Petitioners make the alternative argument that only a portion of the indebtedness incurred was used to purchase tax-exempt obligations and that consequently only a similar portion of the interest paid can be disallowed under section 23 (b). In effect, the argument is that there were other funds in the custodian accounts, apart from the borrowed funds, and that these other funds were available to make the purchases of tax-exempt securities. We will use Blanche’s custodian account to illustrate the argument. On December 15,1951, Blanche’s custodian account showed a cash balance of $40,126.18. On that same date, Blanche incurred an indebtedness of $400,000 and purchased $400,000-par 2% per cent West Virginia Veterans Bonus Bonds. Blanche now contends that she should be given credit for the amount of the cash balance in her custodian account, or $40,126.18. We cannot agree. The statute disallows as a deduction the interest on an indebtedness incurred to purchase obligations. We think, from an examination of all the evidence before us, that the indebtedness incurred at various times by Bernard and Blanche was to purchase the various blocks of tax-exempt securities rather than merely to create a balance in a checking account. We cannot see how this is changed by the fact that petitioners may have had cash balances in their custodian accounts at the various times that an indebtedness was incurred by them. No one can show that these cash balances were or were not in fact used to meet a portion of the purchase price of the tax-exempt securities. Nor can we say that a first-in first-out method must be employed in tracing the funds in the custodian accounts. If the petitioners owned other assets, apart from the balances in the custodian accounts, at the time the purchases of tax-exempt securities were made, it is quite obvious that they could not insist that such other assets be subtracted from the amount of the loans incurred. Such other assets could have been used in making the purchases, and in such an event, the indebtedness would have been smaller, or perhaps completely unnecessary. Simply because such other assets are available does not make it necessary to take them into consideration. We have to look at what was actually done.
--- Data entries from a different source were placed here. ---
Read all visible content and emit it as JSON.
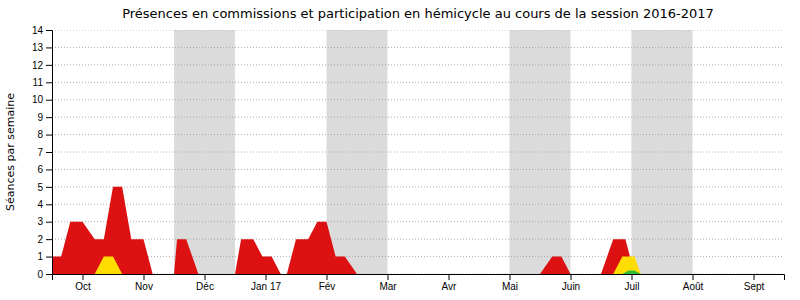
{
  "chart_data": {
    "type": "area",
    "title": "Présences en commissions et participation en hémicycle au cours de la session 2016-2017",
    "y_label": "Séances par semaine",
    "xlim": [
      0,
      12
    ],
    "xticks": [
      {
        "value": 0.5,
        "label": "Oct"
      },
      {
        "value": 1.5,
        "label": "Nov"
      },
      {
        "value": 2.5,
        "label": "Déc"
      },
      {
        "value": 3.5,
        "label": "Jan 17"
      },
      {
        "value": 4.5,
        "label": "Fév"
      },
      {
        "value": 5.5,
        "label": "Mar"
      },
      {
        "value": 6.5,
        "label": "Avr"
      },
      {
        "value": 7.5,
        "label": "Mai"
      },
      {
        "value": 8.5,
        "label": "Juin"
      },
      {
        "value": 9.5,
        "label": "Juil"
      },
      {
        "value": 10.5,
        "label": "Août"
      },
      {
        "value": 11.5,
        "label": "Sept"
      }
    ],
    "ylim": [
      0,
      14
    ],
    "yticks": [
      0,
      1,
      2,
      3,
      4,
      5,
      6,
      7,
      8,
      9,
      10,
      11,
      12,
      13,
      14
    ],
    "grid": true,
    "bands": [
      [
        2.0,
        3.0
      ],
      [
        4.5,
        5.5
      ],
      [
        7.5,
        8.5
      ],
      [
        9.5,
        10.5
      ]
    ],
    "series": [
      {
        "color": "#dd1111",
        "x": [
          0.0,
          0.15,
          0.3,
          0.5,
          0.7,
          0.85,
          1.0,
          1.15,
          1.3,
          1.5,
          1.65,
          1.8,
          2.0,
          2.05,
          2.2,
          2.4,
          2.55,
          2.7,
          3.0,
          3.1,
          3.3,
          3.45,
          3.6,
          3.75,
          3.85,
          4.0,
          4.2,
          4.35,
          4.5,
          4.65,
          4.8,
          5.0,
          5.2,
          5.5,
          6.5,
          7.5,
          8.0,
          8.2,
          8.35,
          8.5,
          9.0,
          9.2,
          9.4,
          9.55,
          9.7,
          10.5,
          11.5
        ],
        "values": [
          1.0,
          1.0,
          3.0,
          3.0,
          2.0,
          2.0,
          5.0,
          5.0,
          2.0,
          2.0,
          0.0,
          0.0,
          0.0,
          2.0,
          2.0,
          0.0,
          0.0,
          0.0,
          0.0,
          2.0,
          2.0,
          1.0,
          1.0,
          0.0,
          0.0,
          2.0,
          2.0,
          3.0,
          3.0,
          1.0,
          1.0,
          0.0,
          0.0,
          0.0,
          0.0,
          0.0,
          0.0,
          1.0,
          1.0,
          0.0,
          0.0,
          2.0,
          2.0,
          0.0,
          0.0,
          0.0,
          0.0
        ]
      },
      {
        "color": "#ffdd00",
        "x": [
          0.7,
          0.85,
          1.0,
          1.15,
          9.2,
          9.35,
          9.55,
          9.65
        ],
        "values": [
          0.0,
          1.0,
          1.0,
          0.0,
          0.0,
          1.0,
          1.0,
          0.0
        ]
      },
      {
        "color": "#33bb33",
        "x": [
          9.35,
          9.45,
          9.55,
          9.65
        ],
        "values": [
          0.0,
          0.2,
          0.2,
          0.0
        ]
      }
    ]
  }
}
Here the cash balances were available in the custodian accounts at the times of the purchases of tax-exempt securities but they were still there after the purchases and obviously they were not used to make the purchases.

We hold that, with the exception of interest attributable to that part of the indebtedness incurred by Bernard on November 10, 1952, and not used to purchase tax-exempt securities, the various amounts of indebtedness as shown in our Findings of Fact, were incurred by. Bernard and Blanche to purchase obligations, the interest upon which was wholly exempt from Federal income taxes, and that consequently the interest payments on such indebtedness in 1952 were properly disallowed by the respondent as deductions in that year.

By reason of our holding on this issue, it will not be necessary for us to decide a subsidiary issue concerning the proper year in which one of the interest payments here involved was made.

Reviewed by the Court.

Decision will he entered wnder Bule SO.

Withey, J., concurs in the result.

All references to section numbers will refer to the 1939 Internal Revenue Code unless otherwise noted.